The B-21 is formerly known as the Long Range Strike Bomber, or LRS-B in short. It’s the first all-new American heavy bomber in decades, and it’s supposed to fly alongside and could eventually replace the B-52, which has been a mainstay of every major American conflict since the 1950s.
The image displayed at the conference shows an angular flying wing, a tailless fixed-wing aircraft with no definite fuselage that very much resembles the Northrop Grumman B-2 stealth bomber.
“This aircraft represents the future for our Airmen, and (their) voice is important to this process,” James said. “The Airman who submits the selected name will help me announce it at the (Air Force Association) conference this fall.”

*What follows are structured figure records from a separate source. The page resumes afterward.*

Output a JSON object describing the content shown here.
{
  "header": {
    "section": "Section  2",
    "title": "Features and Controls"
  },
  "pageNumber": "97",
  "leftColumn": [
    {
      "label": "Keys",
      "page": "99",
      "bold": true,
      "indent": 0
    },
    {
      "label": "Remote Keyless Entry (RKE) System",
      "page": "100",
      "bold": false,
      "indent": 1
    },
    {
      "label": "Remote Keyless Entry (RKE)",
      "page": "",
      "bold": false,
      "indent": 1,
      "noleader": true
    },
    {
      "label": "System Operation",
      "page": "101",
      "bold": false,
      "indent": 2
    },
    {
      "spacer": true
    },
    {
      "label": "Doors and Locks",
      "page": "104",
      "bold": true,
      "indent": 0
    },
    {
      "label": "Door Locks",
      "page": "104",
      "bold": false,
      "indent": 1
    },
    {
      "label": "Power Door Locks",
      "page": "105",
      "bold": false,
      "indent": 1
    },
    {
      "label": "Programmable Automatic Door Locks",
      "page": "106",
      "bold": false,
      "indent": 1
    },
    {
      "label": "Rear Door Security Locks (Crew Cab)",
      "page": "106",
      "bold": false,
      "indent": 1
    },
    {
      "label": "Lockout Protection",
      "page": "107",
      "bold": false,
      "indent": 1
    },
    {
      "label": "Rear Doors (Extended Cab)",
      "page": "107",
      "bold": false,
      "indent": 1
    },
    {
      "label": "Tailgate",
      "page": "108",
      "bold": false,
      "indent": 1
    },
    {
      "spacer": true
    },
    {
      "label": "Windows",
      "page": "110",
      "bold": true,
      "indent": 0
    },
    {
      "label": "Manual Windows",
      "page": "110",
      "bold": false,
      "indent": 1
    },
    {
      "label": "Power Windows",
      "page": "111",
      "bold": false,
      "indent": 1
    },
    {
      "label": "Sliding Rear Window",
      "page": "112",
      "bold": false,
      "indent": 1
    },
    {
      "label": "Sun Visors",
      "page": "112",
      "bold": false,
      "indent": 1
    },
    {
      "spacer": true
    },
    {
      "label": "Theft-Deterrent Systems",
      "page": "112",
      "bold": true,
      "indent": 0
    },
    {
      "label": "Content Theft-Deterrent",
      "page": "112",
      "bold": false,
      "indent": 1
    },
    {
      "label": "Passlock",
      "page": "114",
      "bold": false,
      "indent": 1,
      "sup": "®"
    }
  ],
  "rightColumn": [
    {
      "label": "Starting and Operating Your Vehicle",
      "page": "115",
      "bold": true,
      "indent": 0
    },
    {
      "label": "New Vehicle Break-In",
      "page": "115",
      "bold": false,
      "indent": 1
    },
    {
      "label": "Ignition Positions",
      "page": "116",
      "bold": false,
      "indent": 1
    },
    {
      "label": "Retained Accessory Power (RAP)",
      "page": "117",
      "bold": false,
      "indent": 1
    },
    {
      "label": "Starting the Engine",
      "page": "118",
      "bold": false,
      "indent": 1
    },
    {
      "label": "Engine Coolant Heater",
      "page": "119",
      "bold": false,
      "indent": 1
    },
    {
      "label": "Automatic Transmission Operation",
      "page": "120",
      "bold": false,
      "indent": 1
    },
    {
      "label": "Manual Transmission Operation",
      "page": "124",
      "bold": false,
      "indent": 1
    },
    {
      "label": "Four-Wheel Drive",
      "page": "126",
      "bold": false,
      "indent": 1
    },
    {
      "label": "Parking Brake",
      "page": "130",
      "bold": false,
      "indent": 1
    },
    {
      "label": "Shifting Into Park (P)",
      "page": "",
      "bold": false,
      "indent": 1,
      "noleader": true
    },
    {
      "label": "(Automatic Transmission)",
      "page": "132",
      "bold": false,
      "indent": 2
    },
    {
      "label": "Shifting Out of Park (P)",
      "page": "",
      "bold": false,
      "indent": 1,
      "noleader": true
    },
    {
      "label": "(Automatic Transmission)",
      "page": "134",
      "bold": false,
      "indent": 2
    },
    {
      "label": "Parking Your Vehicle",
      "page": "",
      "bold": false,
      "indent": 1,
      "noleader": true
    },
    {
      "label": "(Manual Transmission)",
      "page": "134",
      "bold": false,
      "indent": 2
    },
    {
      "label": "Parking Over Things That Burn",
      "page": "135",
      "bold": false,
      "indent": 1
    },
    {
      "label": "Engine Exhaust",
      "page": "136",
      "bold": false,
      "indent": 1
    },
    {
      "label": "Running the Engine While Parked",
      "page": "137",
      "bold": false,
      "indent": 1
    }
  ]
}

“The B-21 has been designed from the beginning based on a set of requirements that allows the use of existing and mature technology,” James said, according to the statement.
While there are no existing prototypes of the aircraft, the artist rendering is based on the initial design concept. The designation B-21 recognizes the LRS-B as the first bomber of the 21st century.
The B-21 has been shrouded in layers of mystery until now. It’s design was kept secret, even as the government awarded a contract to Northrop Grumman to build it.
The new aircraft will purportedly feature stealth capability, carry both conventional and nuclear weapons, and be optionally manned.
Analysts say the program will be worth around $80 billion in total, providing a boon to Northrop and its key suppliers, but the Air Force has said only that it expects to pay $511 million per plane in 2010 dollars.
Senate Armed Services Committee Chairman John McCain on Thursday said he would block the Air Force’s use of a cost-plus type of contract for the long-range bomber since it holds the government responsible for cost overruns.
The Air Force says that only the engineering and development phase of the program, valued at $21.4 billion, is structured as a cost-plus contract with incentive fees.
Production of the first five sets of new bombers, usually the most expensive planes in a new class of aircraft, would be structured with a firm, fixed price, the service said.